Die Beklagten wendeten ein, der gemeinsame Rechtsvorgänger der Streitteile habe die Rechtsvorgänger der Beklagten in die von ihnen als richtig eingewendete Grenze eingewiesen, sodaß sie die nunmehr strittige Teilfläche redlich in Besitz genommen hätten; jedenfalls sei diese Teilfläche von den Rechtsvorgängern der Beklagten und von diesen - jeweils gemäß den Bedingungen des Wohnungseigentumsvertrages - seit mehr als 30 Jahren ununterbrochen und uneingeschränkt bis zu dem zur Entfernung begehrten Zaun, welcher bereits 1963 errichtet worden sei, genutzt worden, sodaß den Beklagten jedenfalls kraft Ersitzung das Eigentum an der strittigen Teilfläche zustehe; der den wahren Willen des gemeinsamen Rechtsvorgängers der Streitteile und damit auch den Einwendungen der Beklagten entsprechende Grenzverlauf ergäbe sich allein schon aus dem Umstand, daß dieser Rechtsvorgänger den von der Klägerin zur Entfernung begehrten Zaun - vor mehr als 30 Jahren vor der Klagsführung - selbst errichtet habe.
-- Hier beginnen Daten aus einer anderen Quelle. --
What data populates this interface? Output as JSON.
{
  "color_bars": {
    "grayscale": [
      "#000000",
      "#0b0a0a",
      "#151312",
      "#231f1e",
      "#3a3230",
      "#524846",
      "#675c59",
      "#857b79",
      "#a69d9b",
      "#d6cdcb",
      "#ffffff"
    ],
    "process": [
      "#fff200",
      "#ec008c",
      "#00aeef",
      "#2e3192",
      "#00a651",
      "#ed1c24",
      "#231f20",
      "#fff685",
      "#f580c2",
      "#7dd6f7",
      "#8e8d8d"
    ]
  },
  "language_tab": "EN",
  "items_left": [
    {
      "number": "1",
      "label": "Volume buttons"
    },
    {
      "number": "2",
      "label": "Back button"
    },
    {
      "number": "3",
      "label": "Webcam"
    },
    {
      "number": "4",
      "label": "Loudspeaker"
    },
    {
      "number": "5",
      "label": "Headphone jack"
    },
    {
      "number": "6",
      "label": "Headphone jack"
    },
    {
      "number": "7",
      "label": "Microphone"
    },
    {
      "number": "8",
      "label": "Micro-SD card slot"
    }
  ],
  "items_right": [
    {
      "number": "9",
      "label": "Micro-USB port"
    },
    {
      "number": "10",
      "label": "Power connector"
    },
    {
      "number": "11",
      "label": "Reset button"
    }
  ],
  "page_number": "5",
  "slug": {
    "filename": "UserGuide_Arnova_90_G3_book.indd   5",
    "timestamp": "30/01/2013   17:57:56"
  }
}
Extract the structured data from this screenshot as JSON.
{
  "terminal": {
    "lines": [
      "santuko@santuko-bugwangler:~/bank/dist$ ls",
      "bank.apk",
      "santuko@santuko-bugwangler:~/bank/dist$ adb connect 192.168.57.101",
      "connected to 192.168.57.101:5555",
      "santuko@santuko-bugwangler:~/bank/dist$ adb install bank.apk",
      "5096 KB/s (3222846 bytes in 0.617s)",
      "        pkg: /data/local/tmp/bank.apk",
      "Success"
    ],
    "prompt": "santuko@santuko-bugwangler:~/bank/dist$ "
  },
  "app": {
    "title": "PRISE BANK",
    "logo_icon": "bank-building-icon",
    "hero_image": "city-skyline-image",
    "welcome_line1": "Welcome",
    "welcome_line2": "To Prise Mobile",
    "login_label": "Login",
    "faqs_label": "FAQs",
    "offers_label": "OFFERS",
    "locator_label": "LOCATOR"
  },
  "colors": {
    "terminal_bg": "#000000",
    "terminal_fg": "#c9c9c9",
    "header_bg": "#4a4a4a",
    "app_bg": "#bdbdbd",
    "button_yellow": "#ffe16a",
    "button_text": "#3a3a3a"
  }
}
Das Erstgericht erkannte die Viertbeklagte schuldig, den im Ersturteil mit Y bezeichneten Teil der strittigen Teilfläche einschließlich des in diesem Teil verlaufenden Teiles des Zaunes binnen 14 Tagen zu räumen, während der Fünftbeklagte sowie die Sechtbeklagte zur ungeteilter Hand schuldig erkannt wurden, den im Ersturteil mit X bezeichneten Teil der strittigen Teilfläche einschließlich des in diesem Teil verlaufenden Teil des Zaunes binnen 14 Tagen zu räumen. Das weitergehende Räumungsbegehren wurde ebenso wie das Feststellungsbegehren abgewiesen. Die - gleichfalls im Spruch des Ersturteils näher wiedergegebenen - Eventualbegehren wurden teilweise abgewiesen und im übrigen zurückgewiesen.

In rechtlicher Hinsicht verneinte das Erstgericht - schon mangels Ablaufes der hiefür erforderlichen Zeit - einen Eigentumserwerb der Beklagten kraft Ersitzung, sodaß das Recht des Eigentums hinsichtlich der strittigen Teilfläche weiterhin der Klägerin zustehe; bei der vorliegenden Klage handle es sich um eine Eigentumsfreiheitsklage im Sinne des § 523 ABGB, welche vom Eigentümer gegen jeden, der störend in das Eigentum eingreife, gerichtet werden könne; gehe die Störung - wie hier - lediglich von einzelnen Mitgliedern einer Wohnungseigentumsgemeinschaft aus, könne die Klage nur gegen die tatsächlichen Störer, nicht aber auch gegen die übrigen Mitglieder dieser Gemeinschaft gerichtet werden; hier stehe der Viertbeklagten das ausschließliche Nutzungsrecht hinsichtlich der Teilfläche Y sowie dem Fünftbeklagten und der Sechstbeklagten (gemeinsam) das ausschließliche Nutzungsrecht hinsichtlich der Teilfläche X zu, sodaß das Räumungsbegehren lediglich ihnen gegenüber - jeweils hinsichtlich der von ihnen ausschließlich benutzten Teile der strittigen Teilfläche - berechtigt sei; dies gelte auch hinsichtlich des zur Entfernung begehrten Zaunes, welcher sich gleichfalls auf den von ihnen ausschließlich benutzten Teilflächen befinde; das Feststellungsbegehren sei mangels eines hinreichenden Feststellungsinteresses unberechtigt, weil die Entscheidung über das Leistungsbegehren all das biete, was mit dem Feststellungsbegehren angestrebt werde.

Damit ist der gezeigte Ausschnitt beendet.